Rappelez-vous Adam et Eve dans le jardin d’Eden. Ils ont de la nourriture et de la beauté en abondance. Ils ne connaissent ni la peur, ni la honte ni la culpabilité. Ils peuvent échanger avec Dieu qui se promène dans le jardin. Puis ils mangent de l’arbre du bien et du mal, de l’arbre de la loi, si on veut. Du coup, ils prétendent juger par eux-mêmes, à déterminer eux-mêmes qu’est-ce qu’une bonne vie, une vie juste. Et ils ont honte et peur.

 

Le double commandement d’amour de Jésus m’invite à décentrer mon regard de moi-même, en tournant mes yeux vers le tout Autre et les autres : le Seigneur et mes prochains.

Et puis, si je suis appelé à aimer mon prochain comme moi-même, je peux entendre que je suis également appelé à être aimé par mon prochain et découvrir ainsi que par cette parole Dieu révèle son amour pour l’humanité, pour chaque être humain.

 

Car la bonne nouvelle fondamentale est bien celle-ci : Dieu nous aime. C’est l’amour de Dieu pour nous qui précède tout. Sans cet amour, nous serons bien incapables d’aimer.
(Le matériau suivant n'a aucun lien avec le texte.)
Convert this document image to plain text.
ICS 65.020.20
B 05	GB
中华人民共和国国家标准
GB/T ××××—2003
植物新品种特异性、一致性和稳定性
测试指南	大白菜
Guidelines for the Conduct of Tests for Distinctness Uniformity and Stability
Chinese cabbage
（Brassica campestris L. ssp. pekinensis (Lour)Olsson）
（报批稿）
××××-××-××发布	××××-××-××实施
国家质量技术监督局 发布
Dans la basilique de Vézelay, il y a une grande vasque en albâtre ou en marbre, une vasque à débordement avec des mots de Bernard de Clairvaux. Ce moine et mystique du 12ème siècle a dit : « Si tu es sage, montre-toi vasque et non pas canal. Un canal reçoit l’eau et la répand presque tout de suite. Une vasque, en revanche, attend d’être remplie et communique ainsi sa surabondance sans se faire de tort. Apprends, toi aussi, à ne te répandre que lorsque tu es rempli : ne prétends pas être plus généreux que Dieu. Que la vasque imite la source : celle-ci ne s’écoule pas en un ruisseau, ni ne s’étale en un lac, avant d’être elle-même saturée. Il n’y a aucune honte pour la vasque à ne pas être plus prodigue que la source. »

La vraie bonne nouvelle : nous sommes aimé.e.s de Dieu.